Efficacy outcomes, including OS and PFS, were improved with the pembrolizumab + EP combination. Three-year OS was 15.5% among patients treated with pembrolizumab + EP versus 5.9% in those treated with placebo + EP. Grade 3-5 adverse events occurred in 78.9% of patients in the pembrolizumab + EP group, and in 77.1% of patients in the placebo + EP group.

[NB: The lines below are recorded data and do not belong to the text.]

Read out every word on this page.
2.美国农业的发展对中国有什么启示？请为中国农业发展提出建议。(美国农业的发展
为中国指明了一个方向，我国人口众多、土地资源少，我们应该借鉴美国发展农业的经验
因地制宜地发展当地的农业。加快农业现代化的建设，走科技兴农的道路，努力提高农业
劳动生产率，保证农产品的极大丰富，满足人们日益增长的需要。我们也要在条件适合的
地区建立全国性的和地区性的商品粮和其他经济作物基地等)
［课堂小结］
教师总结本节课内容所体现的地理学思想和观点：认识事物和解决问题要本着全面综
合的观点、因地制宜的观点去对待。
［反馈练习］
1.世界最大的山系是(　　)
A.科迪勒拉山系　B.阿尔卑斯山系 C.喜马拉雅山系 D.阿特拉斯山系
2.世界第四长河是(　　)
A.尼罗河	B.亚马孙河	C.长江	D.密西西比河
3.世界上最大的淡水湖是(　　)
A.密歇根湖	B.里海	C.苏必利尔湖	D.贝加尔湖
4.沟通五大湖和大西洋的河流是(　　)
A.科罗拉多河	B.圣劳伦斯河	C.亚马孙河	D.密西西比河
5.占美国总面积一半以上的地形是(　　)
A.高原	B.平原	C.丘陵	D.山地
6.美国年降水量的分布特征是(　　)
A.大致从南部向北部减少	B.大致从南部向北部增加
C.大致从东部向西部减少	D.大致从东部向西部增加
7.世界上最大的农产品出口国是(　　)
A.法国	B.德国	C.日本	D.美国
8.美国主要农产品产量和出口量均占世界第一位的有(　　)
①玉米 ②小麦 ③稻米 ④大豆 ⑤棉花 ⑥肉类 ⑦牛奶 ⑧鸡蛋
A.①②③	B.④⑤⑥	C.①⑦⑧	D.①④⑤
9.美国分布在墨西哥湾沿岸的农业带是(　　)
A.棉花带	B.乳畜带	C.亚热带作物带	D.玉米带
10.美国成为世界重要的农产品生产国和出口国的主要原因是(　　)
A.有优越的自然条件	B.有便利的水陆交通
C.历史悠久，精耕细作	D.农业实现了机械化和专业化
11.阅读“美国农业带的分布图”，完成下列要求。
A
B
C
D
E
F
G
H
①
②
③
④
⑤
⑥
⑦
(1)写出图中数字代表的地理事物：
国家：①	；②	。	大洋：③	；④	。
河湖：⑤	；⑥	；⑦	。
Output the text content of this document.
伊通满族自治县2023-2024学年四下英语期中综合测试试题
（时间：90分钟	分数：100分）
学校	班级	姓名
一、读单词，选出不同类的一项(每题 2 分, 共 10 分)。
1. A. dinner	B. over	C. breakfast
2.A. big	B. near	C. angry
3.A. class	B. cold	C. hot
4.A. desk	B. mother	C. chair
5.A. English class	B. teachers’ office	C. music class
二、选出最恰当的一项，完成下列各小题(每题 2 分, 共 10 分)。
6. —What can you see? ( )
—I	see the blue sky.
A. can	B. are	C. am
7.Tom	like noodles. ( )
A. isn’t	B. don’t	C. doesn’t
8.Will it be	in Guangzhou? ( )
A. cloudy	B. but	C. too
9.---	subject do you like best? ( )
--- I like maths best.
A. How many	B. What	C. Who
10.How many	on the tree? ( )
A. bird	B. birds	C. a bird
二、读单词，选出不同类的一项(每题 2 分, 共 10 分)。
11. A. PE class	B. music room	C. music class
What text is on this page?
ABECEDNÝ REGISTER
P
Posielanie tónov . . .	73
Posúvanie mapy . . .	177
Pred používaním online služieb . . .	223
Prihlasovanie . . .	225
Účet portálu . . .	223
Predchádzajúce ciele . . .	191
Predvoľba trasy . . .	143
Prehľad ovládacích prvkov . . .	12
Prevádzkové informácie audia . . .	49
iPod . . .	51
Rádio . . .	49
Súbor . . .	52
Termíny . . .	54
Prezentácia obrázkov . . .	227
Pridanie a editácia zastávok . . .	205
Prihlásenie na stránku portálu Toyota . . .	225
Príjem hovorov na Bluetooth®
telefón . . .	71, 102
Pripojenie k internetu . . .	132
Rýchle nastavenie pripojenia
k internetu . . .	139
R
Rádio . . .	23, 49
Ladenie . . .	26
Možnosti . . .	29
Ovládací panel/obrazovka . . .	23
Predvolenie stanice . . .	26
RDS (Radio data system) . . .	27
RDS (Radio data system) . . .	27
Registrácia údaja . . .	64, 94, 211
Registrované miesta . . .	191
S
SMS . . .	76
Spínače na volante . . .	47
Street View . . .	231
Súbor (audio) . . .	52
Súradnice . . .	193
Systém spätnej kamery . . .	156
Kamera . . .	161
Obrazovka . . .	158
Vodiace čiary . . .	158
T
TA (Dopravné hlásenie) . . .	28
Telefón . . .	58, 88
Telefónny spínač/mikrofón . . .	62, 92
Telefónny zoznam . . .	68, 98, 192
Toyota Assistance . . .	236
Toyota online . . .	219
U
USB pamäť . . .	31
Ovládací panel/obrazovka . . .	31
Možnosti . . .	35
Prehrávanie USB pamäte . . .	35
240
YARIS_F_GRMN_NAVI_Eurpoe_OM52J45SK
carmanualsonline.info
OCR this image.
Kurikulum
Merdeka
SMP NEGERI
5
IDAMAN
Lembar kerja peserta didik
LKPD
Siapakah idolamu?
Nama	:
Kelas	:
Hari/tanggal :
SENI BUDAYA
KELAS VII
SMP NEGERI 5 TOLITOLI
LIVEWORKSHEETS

Eighteen patients completed 35 cycles of pembrolizumab. Of these patients, 14 were alive as of the last assessment before data cutoff. Overall response rate among these patients was 100% (95% CI, 81.5%–100%; 2 CR, 16 PR), and median duration of response was not reached (14.1 to 46.8-plus months). From the time of completing 35 cycles (~two years), median OS was not reached (95% CI, 16.6 months to not reached). Two-year OS rate (95% CI) from the time of completing 35 cycles of pembrolizumab was 72.2% (39.5%–89.2%).
Dr. Rudin said he believes the follow-up data support the continued exploration of pembrolizumab-based combinations for patients with small cell lung cancer.